Both candidates are making one final push to get people out to vote.
"We're doing lots of grass roots efforts, phone calls, knocking on doors. Basically this is the time to get people out to vote," said Skorman.
"It's really important to get the word out to everyone to vote, and to answer questions and just try to energize all the voters," said Bach.
For the first time, voters are electing a strong mayor to take the helm of the city, which means there will be some changes for the day-to-day operations at city hall.
"There'll finally be a CEO of the city," said Skorman. "Somebody whose responsible for the day-to-day running of the city, who also is accountable to the public."
"This is going to take an unprecedented level of cooperation between the new city council and the new mayor," said Bach.
The strong mayor will essentially be in charge of all city employees. Right now, about 1,620 people are on the city's payroll, but once the new mayor takes control there might be some staffing changes.
"Everybody's positions are gonna be on the table to understand if they're necessary," said Skorman.
"We will become smarter and leaner, that doesn't necessarily mean any layoffs," said Bach.
Neither candidate will say for sure what positions, if any, will be on the chopping block.
11 News also spoke with the candidates about whether or not they plan to evaluate salaries of city workers, since budget issues continue to be a big concern for the city. According to public records, city employees like the city clerk, city attorney, police chief and fire chief all earn over $100,000 a year.
"Every organization, which is successful, periodically goes through a reassessment of this business plan and how it's delivering the max value for the dollar spent, and we should do the same thing in our city government," said Bach.
"Most of the people that are working for the city right now are police and fire," said Skorman. "We want to make sure that they're well paid because they're out there risking their lives."

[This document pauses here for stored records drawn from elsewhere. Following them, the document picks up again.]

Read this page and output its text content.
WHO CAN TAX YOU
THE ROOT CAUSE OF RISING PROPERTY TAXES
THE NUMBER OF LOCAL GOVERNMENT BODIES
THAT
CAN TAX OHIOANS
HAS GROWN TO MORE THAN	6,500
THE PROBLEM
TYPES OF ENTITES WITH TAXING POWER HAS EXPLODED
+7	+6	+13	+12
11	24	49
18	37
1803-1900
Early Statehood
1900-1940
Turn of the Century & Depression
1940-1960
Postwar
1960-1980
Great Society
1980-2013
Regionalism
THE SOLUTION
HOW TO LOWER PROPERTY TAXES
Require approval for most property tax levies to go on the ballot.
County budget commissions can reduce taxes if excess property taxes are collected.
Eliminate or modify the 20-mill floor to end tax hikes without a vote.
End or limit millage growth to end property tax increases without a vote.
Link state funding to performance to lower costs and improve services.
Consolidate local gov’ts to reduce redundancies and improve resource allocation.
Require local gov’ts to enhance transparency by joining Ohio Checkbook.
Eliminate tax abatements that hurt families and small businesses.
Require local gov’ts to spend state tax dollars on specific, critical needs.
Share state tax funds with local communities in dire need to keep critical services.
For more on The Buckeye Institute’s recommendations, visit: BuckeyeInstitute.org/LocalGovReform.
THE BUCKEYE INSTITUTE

After the election season is over, and the strong mayor is in office, there will be at least one new position added to the mix. Both candidates plan to hire a chief of staff right away if they are elected into office.
According to city officials, even though the mayor will oversee all city employees, there will be key players that report directly to the mayor. And some employees, like the city auditor, will still report to city council.